An Overview of the 555 Timer
The 555 Integrated Circuit (IC) is an easy to use timer that has many applications. It is widely used in electronic circuits and this popularity means it is also very cheap to purchase, typically costing around 30p. A 'dual' version called the 556 is also available which includes two independent 555 ICs in one package.
The following illustration shows both the 555 (8-pin) and the 556 (14-pin).
In a circuit diagram the 555 timer chip is often drawn like the illustration below. Notice how the pins are not in the same order as the actual chip, this is because it is much easier to recognize the function of each pin, and makes drawing circuit diagrams much easier.

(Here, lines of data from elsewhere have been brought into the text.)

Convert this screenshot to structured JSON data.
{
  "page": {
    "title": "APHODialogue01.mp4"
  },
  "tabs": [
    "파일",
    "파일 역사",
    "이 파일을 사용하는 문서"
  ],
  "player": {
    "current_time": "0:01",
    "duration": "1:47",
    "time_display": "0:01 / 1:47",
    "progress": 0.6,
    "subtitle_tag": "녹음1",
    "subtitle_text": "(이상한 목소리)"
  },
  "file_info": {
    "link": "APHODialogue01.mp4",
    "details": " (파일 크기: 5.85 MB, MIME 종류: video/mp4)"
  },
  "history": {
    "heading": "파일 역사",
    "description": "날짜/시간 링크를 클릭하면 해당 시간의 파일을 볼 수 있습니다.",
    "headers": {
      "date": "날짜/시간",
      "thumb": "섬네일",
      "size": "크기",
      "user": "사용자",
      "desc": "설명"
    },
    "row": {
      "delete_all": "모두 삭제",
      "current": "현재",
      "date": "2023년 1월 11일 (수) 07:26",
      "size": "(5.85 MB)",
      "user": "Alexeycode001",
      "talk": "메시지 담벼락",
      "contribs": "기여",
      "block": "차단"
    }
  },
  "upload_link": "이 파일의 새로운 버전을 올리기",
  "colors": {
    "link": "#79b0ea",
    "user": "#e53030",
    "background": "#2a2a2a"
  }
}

For the 555 to function it relies on both analogue and digital electronic techniques, but if we consider its output only, it can be thought of as a digital device. The output can be in one of two states at any time, the first state is the 'low' state, which is 0v. The second state is the 'high' state, which is the voltage Vs (The voltage of your power supply which can be anything from 4.5 to 15v. 18v absolute maximum).
The most common types of outputs can be categorized by the following (their names give you a clue as to their functions):
- Monostable mode: in this mode, the 555 functions as a "one-shot". Applications include timers, missing pulse detection, bouncefree switches, touch switches, frequency divider, capacitance measurement, pulse-width modulation (PWM) etc
- Astable - free running mode: the 555 can operate as an oscillator. Uses include LED and lamp flashers, pulse generation, logic clocks, tone generation, security alarms, pulse position modulation, etc.
- Bistable mode or Schmitt trigger: the 555 can operate as a flip-flop, if the DIS pin is not connected and no capacitor is used. Uses include bouncefree latched switches, etc.